Just as a consensus was emerging that Republicans would, for the time being at least, play down their reaction to the Obama administration’s decision to no longer defend the 1996 federal Defense of Marriage Act in court, former House Speaker Newt Gingrich, a likely 2012 GOP presidential candidate, has stoked the issue — big time.
According to TheHill.com, the Georgia Republican on February 25 said, “It is clearly a dereliction of duty and is a violation of his constitutional oath,” when asked to respond to President Barack Obama's new position on how to handle DOMA, a law whose repeal he favors.
The administration view was announced by Attorney General Eric Holder two days earlier, and was based on the Justice Department’s conclusion that classifications in law based on sexual orientation should be held to a heightened scrutiny standard of judicial review, under which, DOJ said, DOMA would be found unconstitutional.
Speculating on what the reaction would be if a President Sarah Palin decided not to defend judicial precedent in favor of a woman’s right to choose, Gingrich told Newsmax magazine, “Imagine that she had announced that Roe v.
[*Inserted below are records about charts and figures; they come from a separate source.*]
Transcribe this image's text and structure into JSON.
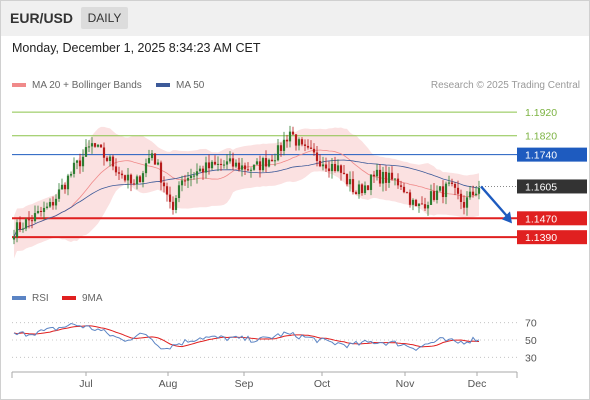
{
  "header": {
    "symbol": "EUR/USD",
    "timeframe": "DAILY",
    "datetime": "Monday, December 1, 2025 8:34:23 AM CET"
  },
  "legend": {
    "ma20": "MA 20 + Bollinger Bands",
    "ma50": "MA 50",
    "credit": "Research © 2025 Trading Central"
  },
  "rsi_legend": {
    "rsi": "RSI",
    "ma9": "9MA"
  },
  "colors": {
    "up": "#2e7d32",
    "down": "#b71c1c",
    "band": "#fbe1e1",
    "ma20": "#f08a8a",
    "ma50": "#3d5a99",
    "resistance": "#8bc34a",
    "pivot": "#1e5bbf",
    "support": "#e02020",
    "current": "#333333",
    "rsi": "#5b84c4",
    "rsi_ma": "#e02020"
  },
  "chart_data": [
    {
      "type": "candlestick",
      "x_ticks": [
        "Jul",
        "Aug",
        "Sep",
        "Oct",
        "Nov",
        "Dec"
      ],
      "y_range": [
        1.12,
        1.198
      ],
      "levels": [
        {
          "label": "1.1920",
          "value": 1.192,
          "kind": "resistance"
        },
        {
          "label": "1.1820",
          "value": 1.182,
          "kind": "resistance"
        },
        {
          "label": "1.1740",
          "value": 1.174,
          "kind": "pivot"
        },
        {
          "label": "1.1605",
          "value": 1.1605,
          "kind": "current"
        },
        {
          "label": "1.1470",
          "value": 1.147,
          "kind": "support"
        },
        {
          "label": "1.1390",
          "value": 1.139,
          "kind": "support"
        }
      ],
      "anchors": [
        {
          "i": 0,
          "v": 1.142
        },
        {
          "i": 5,
          "v": 1.146
        },
        {
          "i": 12,
          "v": 1.152
        },
        {
          "i": 20,
          "v": 1.168
        },
        {
          "i": 26,
          "v": 1.178
        },
        {
          "i": 33,
          "v": 1.17
        },
        {
          "i": 40,
          "v": 1.16
        },
        {
          "i": 46,
          "v": 1.175
        },
        {
          "i": 51,
          "v": 1.158
        },
        {
          "i": 53,
          "v": 1.148
        },
        {
          "i": 55,
          "v": 1.163
        },
        {
          "i": 63,
          "v": 1.168
        },
        {
          "i": 71,
          "v": 1.17
        },
        {
          "i": 80,
          "v": 1.168
        },
        {
          "i": 88,
          "v": 1.175
        },
        {
          "i": 92,
          "v": 1.184
        },
        {
          "i": 96,
          "v": 1.176
        },
        {
          "i": 102,
          "v": 1.172
        },
        {
          "i": 108,
          "v": 1.168
        },
        {
          "i": 114,
          "v": 1.158
        },
        {
          "i": 121,
          "v": 1.165
        },
        {
          "i": 129,
          "v": 1.162
        },
        {
          "i": 134,
          "v": 1.151
        },
        {
          "i": 140,
          "v": 1.157
        },
        {
          "i": 145,
          "v": 1.16
        },
        {
          "i": 150,
          "v": 1.153
        },
        {
          "i": 155,
          "v": 1.1605
        }
      ],
      "forecast": {
        "from": 1.1605,
        "to": 1.144
      }
    },
    {
      "type": "line",
      "name": "RSI",
      "y_ticks": [
        70,
        50,
        30
      ],
      "y_range": [
        20,
        80
      ],
      "rsi_anchors": [
        {
          "i": 0,
          "v": 56
        },
        {
          "i": 10,
          "v": 60
        },
        {
          "i": 20,
          "v": 68
        },
        {
          "i": 28,
          "v": 62
        },
        {
          "i": 36,
          "v": 50
        },
        {
          "i": 44,
          "v": 57
        },
        {
          "i": 50,
          "v": 40
        },
        {
          "i": 54,
          "v": 45
        },
        {
          "i": 62,
          "v": 53
        },
        {
          "i": 72,
          "v": 52
        },
        {
          "i": 82,
          "v": 50
        },
        {
          "i": 90,
          "v": 57
        },
        {
          "i": 96,
          "v": 54
        },
        {
          "i": 104,
          "v": 48
        },
        {
          "i": 112,
          "v": 44
        },
        {
          "i": 120,
          "v": 48
        },
        {
          "i": 128,
          "v": 46
        },
        {
          "i": 134,
          "v": 41
        },
        {
          "i": 142,
          "v": 50
        },
        {
          "i": 148,
          "v": 47
        },
        {
          "i": 155,
          "v": 52
        }
      ]
    }
  ]
}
Wade in her judgment was unconstitutional and therefore the United States government would no longer protect anyone’s right to have an abortion because she personally had decided it should be changed. The news media would have gone crazy. The New York Times would have demanded her impeachment.”
Asked by the magazine whether the administration’s action warranted President Barack Obama’s impeachment, the former speaker, who oversaw the impeachment of the last Democratic president, responded, “I think that's something you get into much later.”
Pundits, including the New York Times, have noted in recent days the muted response of other leading Republicans. Palin, the Times pointed out, has so far been silent, as has former Massachusetts Governor Mitt Romney. A spokesperson for Indiana Governor Mitch Daniels said the Hoosier chief executive “has no plans” to comment, while former Minnesota Governor Tim Pawlenty said merely he was “disappointed.”
Social conservative Mike Huckabee, the former Arkansas governor, said the Obama administration’s response was “utterly inexplicable.”
While right-wing groups, especially those battling marriage equality, were predictably apoplectic about Holder’s announcement, the Times quoted Mark McKinnon, who worked with the 2004 Bush reelection campaign when it ginned up numerous state anti-gay marriage ballot measures to turn out conservative voters, saying, “The wedge has lost its edge.”